Naquele tempo, a posse da terra era a marca da diferença social. Maneco, então, homem bom, honesto e trabalhador, reclamava do sistema que premiava com mais terras os proprietários já enriquecidos.
A coisa era mesmo injusta. Maneco fazia o tanto que podia pra ter a sua parte. Não sei se Maneco recusaria o sistema, se fosse incluído na maracutaia. Henriqueta era a mulher de Maneco. A vida dela era dura; dura de ser doída.
Quando Henriqueta morreu, Ana Terra, a filha, nem sofreu. Entendeu que a mãe se livrara de uma servidão. Era escrava dos afazeres da casa, de servir os homens, de tudo daquela condição, mesmo que chamada de senhora.
Cozinhar, pedalar na roca, em cima do estrado, fiando, suspirava as cantigas da mocidade. Ana, agora, queria ver o pai. Ele ia precisar de quem lhe fizesse a comida, lavasse a roupa, cuidasse da casa.
Ela olhava o pai que olhava a morta que não olhava mais ninguém. O pai precisava enfim, pensava Ana, de alguém a quem pudesse dar ordens, como a uma criada. Esse alguém seria ela ou a sua cunhada.
E penso eu: ordens à mulher, à criada, à filha, à nora. Ordens ao feminino. A vida dos homens era igualmente bruta. Mas a relação ultrapassava a divisão de tarefas. Em todo o correr da faina de ambos, à mulher se acrescentava submissão.

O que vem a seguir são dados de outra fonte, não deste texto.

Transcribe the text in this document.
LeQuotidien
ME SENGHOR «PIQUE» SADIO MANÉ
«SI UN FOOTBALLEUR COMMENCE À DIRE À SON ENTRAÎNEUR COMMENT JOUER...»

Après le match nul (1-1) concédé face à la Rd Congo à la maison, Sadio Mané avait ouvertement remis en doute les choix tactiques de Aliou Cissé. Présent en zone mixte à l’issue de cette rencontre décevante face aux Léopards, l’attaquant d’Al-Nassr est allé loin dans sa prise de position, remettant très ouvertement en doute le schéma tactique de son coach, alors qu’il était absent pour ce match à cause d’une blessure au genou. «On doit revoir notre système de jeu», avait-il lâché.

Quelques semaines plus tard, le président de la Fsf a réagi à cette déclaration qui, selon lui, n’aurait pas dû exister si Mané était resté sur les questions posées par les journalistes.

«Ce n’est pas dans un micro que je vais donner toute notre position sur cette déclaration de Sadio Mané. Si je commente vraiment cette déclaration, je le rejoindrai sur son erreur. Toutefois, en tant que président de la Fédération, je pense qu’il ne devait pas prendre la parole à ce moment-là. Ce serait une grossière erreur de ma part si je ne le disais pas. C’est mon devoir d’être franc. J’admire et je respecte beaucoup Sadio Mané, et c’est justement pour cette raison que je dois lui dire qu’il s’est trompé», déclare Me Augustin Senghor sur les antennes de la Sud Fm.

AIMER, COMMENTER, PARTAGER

Ana Terra habita O Continente, de Érico Veríssimo. Lembrei de Ana porque ela foi a vítima do primeiro estupro de que fiquei sabendo. Lembro que muitos homens a violentaram repetidas vezes.
Ela tem raiva e vive de birra. Sabe que uma pessoa pode e deve lutar com a sorte que tem. Vai a um rio, lava-se dos restos do acontecimento desgraçado, e sem ilusões nem mais nada segue teimando em viver.
O autor escreve com críticas sociais e sua narrativa é condizente com o mundo. No mundo existem estupros. Quero dizer: a vida real produziu a imaginação do genial autor de O Tempo e o Vento.
A mesma verdade dos fatos sociais que nos produzem crenças, valores etc constituiu a permissão para a “circulação’’ da ideia e concretização de uma realidade de 50 mil estupros por ano, de estupros contados por minuto.
O nosso modo de existir (o real que nos interpela a todos) permite estupros e recomenda ao estuprador divulgar o registro da violência, espetacularizando-o como algo a ser comemorado, em linguagem atual, curtido.
O estuprador machista pode pensar que é um macho primitivo, mas não. O machista já não é macho, é homem. Já não é primitivo, é civilizado, Já não é sexo, é gênero. Gênero constituído pelo que sobra de pior da civilização.
Civilização é construção; estabelece patamares. Nos patamares alcançados acontecem novas tensões entre tentativas de mais avanços e forças que desejam retrocessos. É a eterna dialética social, ou a luta cultural.
Essa luta está no real, mas também no reino do simbólico, constituindo um imaginário. Quando Temer, por burrice (sem medir efeitos de seus atos e não atos), arquiteta um ministério masculino, ele não sabe, mas faz a civilização retroceder.
Há coisas que não parecem ser ideológicas, mas são. É do “modo de pensar” que habita Temer desimportar à presença do feminino. A ideia de gênero não faz mossa no “pensamento” do presidente em exercício.
Temer legitima o poder a partir da cultura masculina. Essa cultura supõe a objetificação das mulheres. O feminino na civilização Temer (ele é um cavalheiro) não é relação de poder, é romantismo.
Temer nos vai rebaixar 22 posições no Índice Global de Desigualdade de Gênero e nem se dá conta disso. E se for informado, não processará a informação. Isso é um péssimo começo para o herdeiro do desmando no Brasil.
Cai um governo ladrão, entra um governo machista e um alienado festeja um estupro coletivo. Desanimador, claro. Mas em situação pior Ana Terra lavou-se e pôs-se a fazer o que tinha que ser feito.
Ana não era feminista, mas tinha comprometimento político com a vida. A igualdade é causa do cotidiano pelejada na arena do poder. A cultura do estupro é culpa de todo mundo que obstrui a equivalência entre o homem e a mulher.